THANK you to Jonathan Pullen of Weymouth who wrote to Looking Back after enjoying our recent article on the centenary of the Battle of Loos.

It reminded Jonathan that his uncle Lieutenant John Aubrey Parke, nicknamed Pip, fell on the first day of the battle, September 25 1915.

He wrote: "Like so many of his comrades in arms, he was never found.

"My grandparents lived near Moreton railway station (I think their house, formerly Moreton Heath, is Deerleap House) and Uncle John, like his older brother, Walter, who had been killed in action in 1914, followed family tradition by joining the Durham Light Infantry.

"One or two letters home from John survive -written as far as I can tell to his younger first cousin, Nat Kindersley (later my godfather) who was a pupil of Winchester College."

John Parke is commemorated on Panels 36 and 38 of the Menin Gate Memorial in Ypres.
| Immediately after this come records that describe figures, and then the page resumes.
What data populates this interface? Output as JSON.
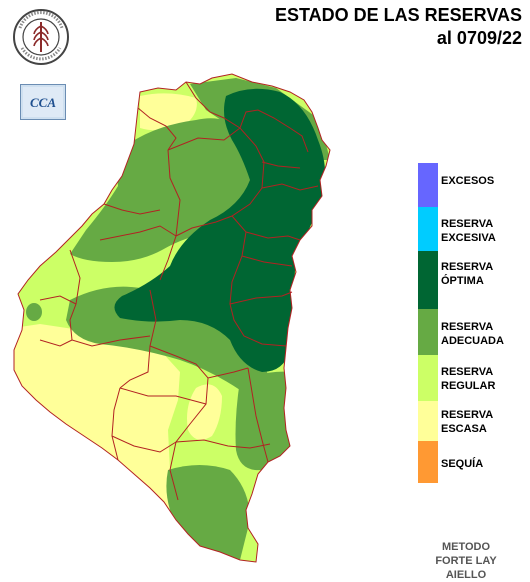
{
  "title": {
    "line1": "ESTADO DE LAS RESERVAS",
    "line2": "al 0709/22"
  },
  "logos": {
    "seal_text": "BOLSA DE CEREALES DE ENTRE RIOS",
    "cca_text": "CCA"
  },
  "legend": [
    {
      "label": "EXCESOS",
      "color": "#6666ff"
    },
    {
      "label": "RESERVA\nEXCESIVA",
      "color": "#00ccff"
    },
    {
      "label": "RESERVA\nÓPTIMA",
      "color": "#006633"
    },
    {
      "label": "RESERVA\nADECUADA",
      "color": "#66aa44"
    },
    {
      "label": "RESERVA\nREGULAR",
      "color": "#ccff66"
    },
    {
      "label": "RESERVA\nESCASA",
      "color": "#ffff99"
    },
    {
      "label": "SEQUÍA",
      "color": "#ff9933"
    }
  ],
  "colors": {
    "escasa": "#ffff99",
    "regular": "#ccff66",
    "adecuada": "#66aa44",
    "optima": "#006633",
    "borders": "#b22222"
  },
  "method": "METODO\nFORTE LAY\nAIELLO"
}
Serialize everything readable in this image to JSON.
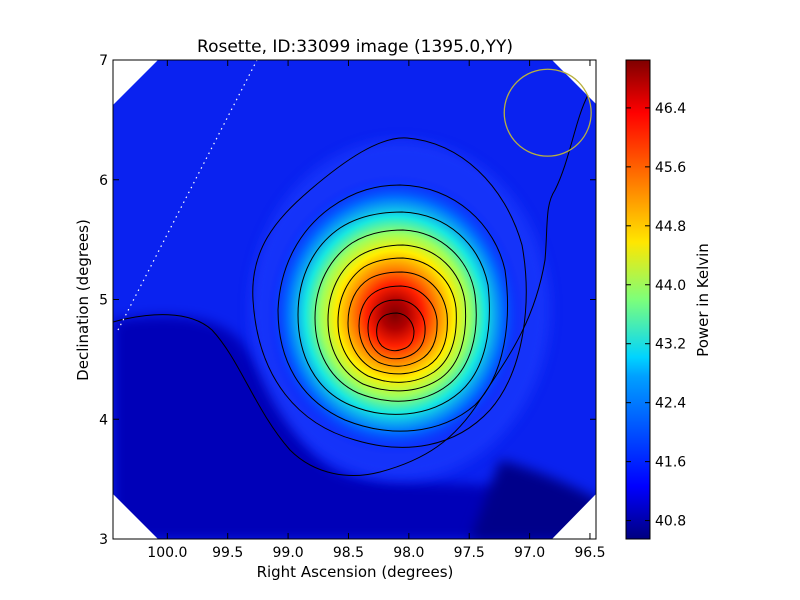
{
  "chart_data": {
    "type": "heatmap",
    "title": "Rosette, ID:33099 image (1395.0,YY)",
    "xlabel": "Right Ascension (degrees)",
    "ylabel": "Declination (degrees)",
    "xlim": [
      100.45,
      96.45
    ],
    "ylim": [
      3,
      7
    ],
    "x_ticks": [
      100.0,
      99.5,
      99.0,
      98.5,
      98.0,
      97.5,
      97.0,
      96.5
    ],
    "x_tick_labels": [
      "100.0",
      "99.5",
      "99.0",
      "98.5",
      "98.0",
      "97.5",
      "97.0",
      "96.5"
    ],
    "y_ticks": [
      3,
      4,
      5,
      6,
      7
    ],
    "y_tick_labels": [
      "3",
      "4",
      "5",
      "6",
      "7"
    ],
    "colorbar": {
      "label": "Power in Kelvin",
      "vmin": 40.55,
      "vmax": 47.05,
      "ticks": [
        40.8,
        41.6,
        42.4,
        43.2,
        44.0,
        44.8,
        45.6,
        46.4
      ],
      "tick_labels": [
        "40.8",
        "41.6",
        "42.4",
        "43.2",
        "44.0",
        "44.8",
        "45.6",
        "46.4"
      ],
      "colormap": "jet"
    },
    "source_peak": {
      "ra": 98.08,
      "dec": 4.82,
      "value": 47.0
    },
    "contour_count": 13,
    "beam_circle": {
      "ra": 96.85,
      "dec": 6.56,
      "radius_deg": 0.36,
      "color": "#b8b040"
    },
    "grid": false,
    "legend": "none"
  }
}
Also among the fallen of the Battle of Loos was John Kipling, the son of poet Rudyard Kipling.

He died two days after John Parke on September 27 1915.

Rudyard Kipling went on to write the poem My Boy Jack about his late son.

Jonathan said: "I own a tattered volume entitled, A Song Of The English, by Rudyard Kipling, with illustrations by W.Heath Robinson, which was published on behalf of The Daily Telegraph National Bands Fund, and which is prefaced by a speech he delivered at The Mansion House on January 27 1915."